Philippines Travel Tips
These are some more golden nuggets of information to help you along your way to your big adventure. These are just a few.
One thing that should definitely be noted before you leave to travel the Philippines is money. The Philippines predominantly works with cash, the Philippine peso. This is all well and good, except that ATMs are scarce.
Even in Manilla’s international airport, there was not an ATM in sight. I suggest exchanging money before going to the Philippines, even if it is just enough to buy water while waiting for your connection in Manilla.
Like a lot of Asia, the Philippines is infamous for its haggling culture. Be prepared to barter for most things, especially when it comes to grabbing a motorized tricycle to get around. These tricycles are the Philippines’ version of the Indian tuk-tuk and are the main mode of transport, along with scooters and infrequent public buses.

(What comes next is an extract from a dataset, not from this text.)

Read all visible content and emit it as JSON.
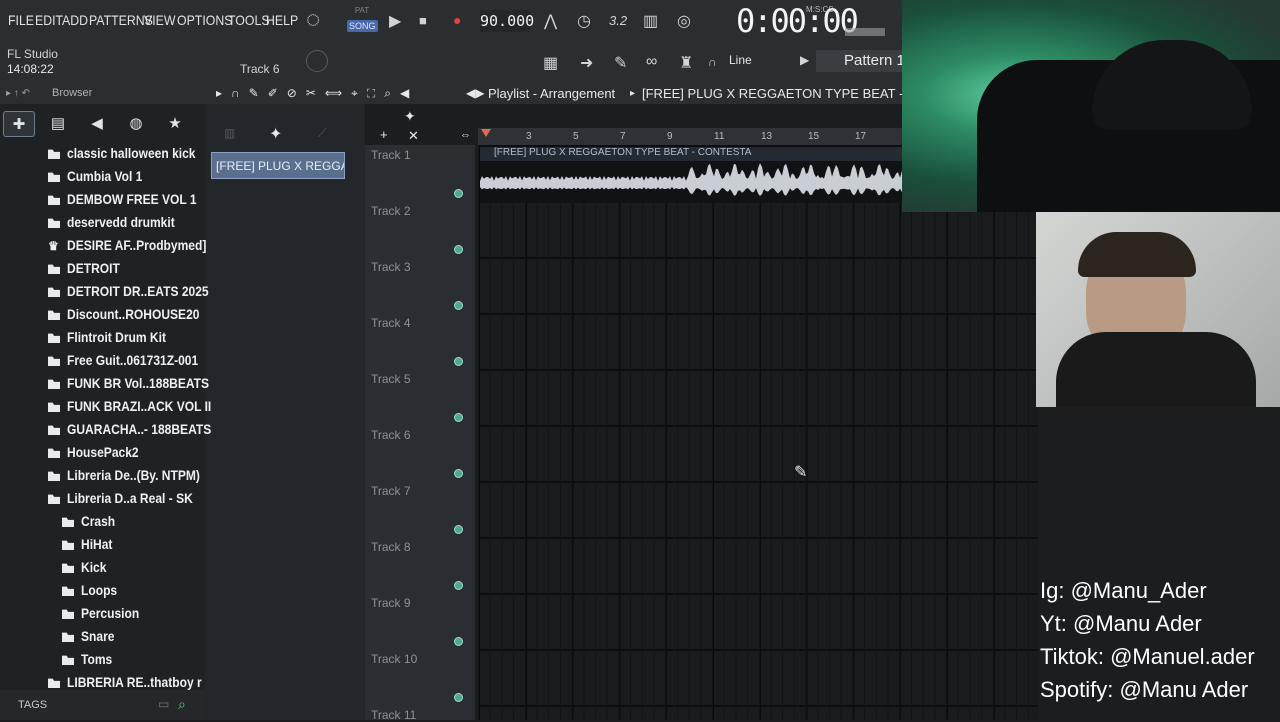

If, like me, you struggle with haggling, and just generally say yes to any absurd price, then this guide on how to avoid getting ripped off is definitely going to help you (thanks Ollie).
I had heard from many of my vegan and vegetarian friends who traveled the Philippines before me that it is so difficult to find veggie-friendly options. However, luckily, I didn’t seem to struggle with food. Due to growing tourism in the Philippines, there is a larger demand for vegetarian options and the people have provided.
I am known for not being very fussy though, and can generally live on rice and soya sauce for weeks. However, if the food is a worry for you I would suggest packing a few dry snacks for emergencies. Things like nuts and date balls are a great option to tide you over until you get to a restaurant or convenience store where you can find something suitable.
The Philippines is an extremely special and unique part of the world and those lucky enough to walk through its jungles, swim in its crystal clear waters, interact with its loving people and knuckle down and bear witness to its storms will have their hearts changed forever.
As Jose Rizal said, “The divine flame of thought is inextinguishable in the Filipino people, and somehow or other it will shine forth and compel recognition.”
Hopefully, this travel Philippines guide allows you to prepare for your trip in a way that only leaves room for awe and amazement during your experience in the Philippines.